César Duarte Sentenced to One-Year Preventive Detention


Former Chihuahua Governor César Duarte. Photo: FGR México
By MARK LORENZANA
As a precautionary measure, Mexican Control Judge Humberto Chávez on Sunday, June 5, ordered a one-year preventive detention (jail without bail) against César Horacio Duarte Jáquez, the former governor of Chihuahua and member of the centralist and once-all-powerful Institutional Revolutionary Party (PRI), for alleged crimes of embezzlement and criminal association.

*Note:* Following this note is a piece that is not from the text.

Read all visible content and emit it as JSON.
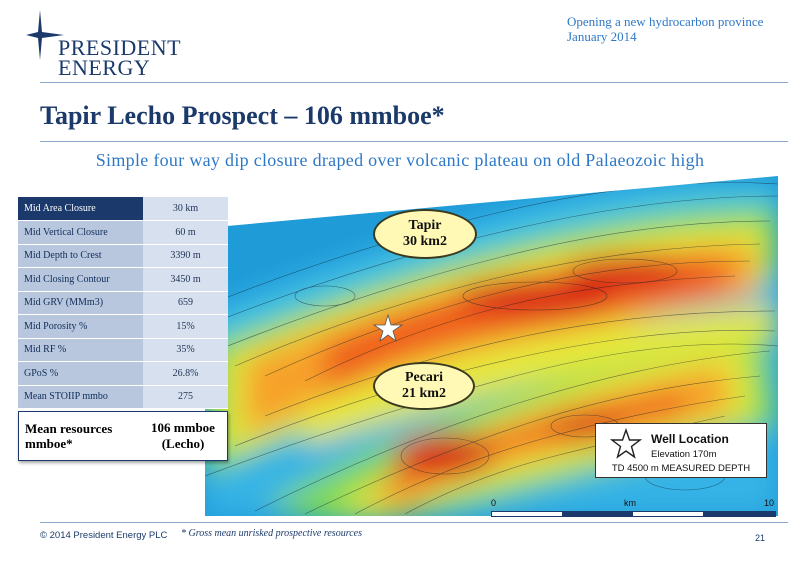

Judge Chávez set the indictment for Wednesday, June 8. Duarte is currently detained at the State Social Reintegration Center in the municipality of Aquiles Serdán, Chihuahua.
On Thursday, June 2, the United States extradited Duarte to face corruption charges stemming from his time in office. The charges involve almost $5 million in state funds that Duarte allegedly took during his term as governor of Chihuahua from 2010 to 2016.
After more than three years on the run, Duarte was nabbed by operatives of the U.S. Marshals Service on July 8, 2020, in Florida, seven months after Mexico requested for his extradition in late 2019. In October 2019, a Chihuahua control judge issued an arrest warrant against Duarte.
Duarte denies evading justice and fleeing Mexico amid accusations from Mexican authorities that he had misappropriated public funds. He declared before Judge Chávez that he traveled to the United States on Dec. 12, 2016, to undergo surgery on his spine at a hospital in Houston, Texas, because of complications from an injury he suffered in 2015. Duarte added that he was afraid to return to Mexico after receiving death threats from criminal elements.
Between 2017 and 2018, at least 11 arrest warrants were issued against Duarte, and in March 2017, the International Criminal Police Organization (Interpol) issued a Red Notice for him, and he had been wanted in more than 190 countries since then.
Before his extradition back to Mexico, Duarte was being held in a prison in Miami.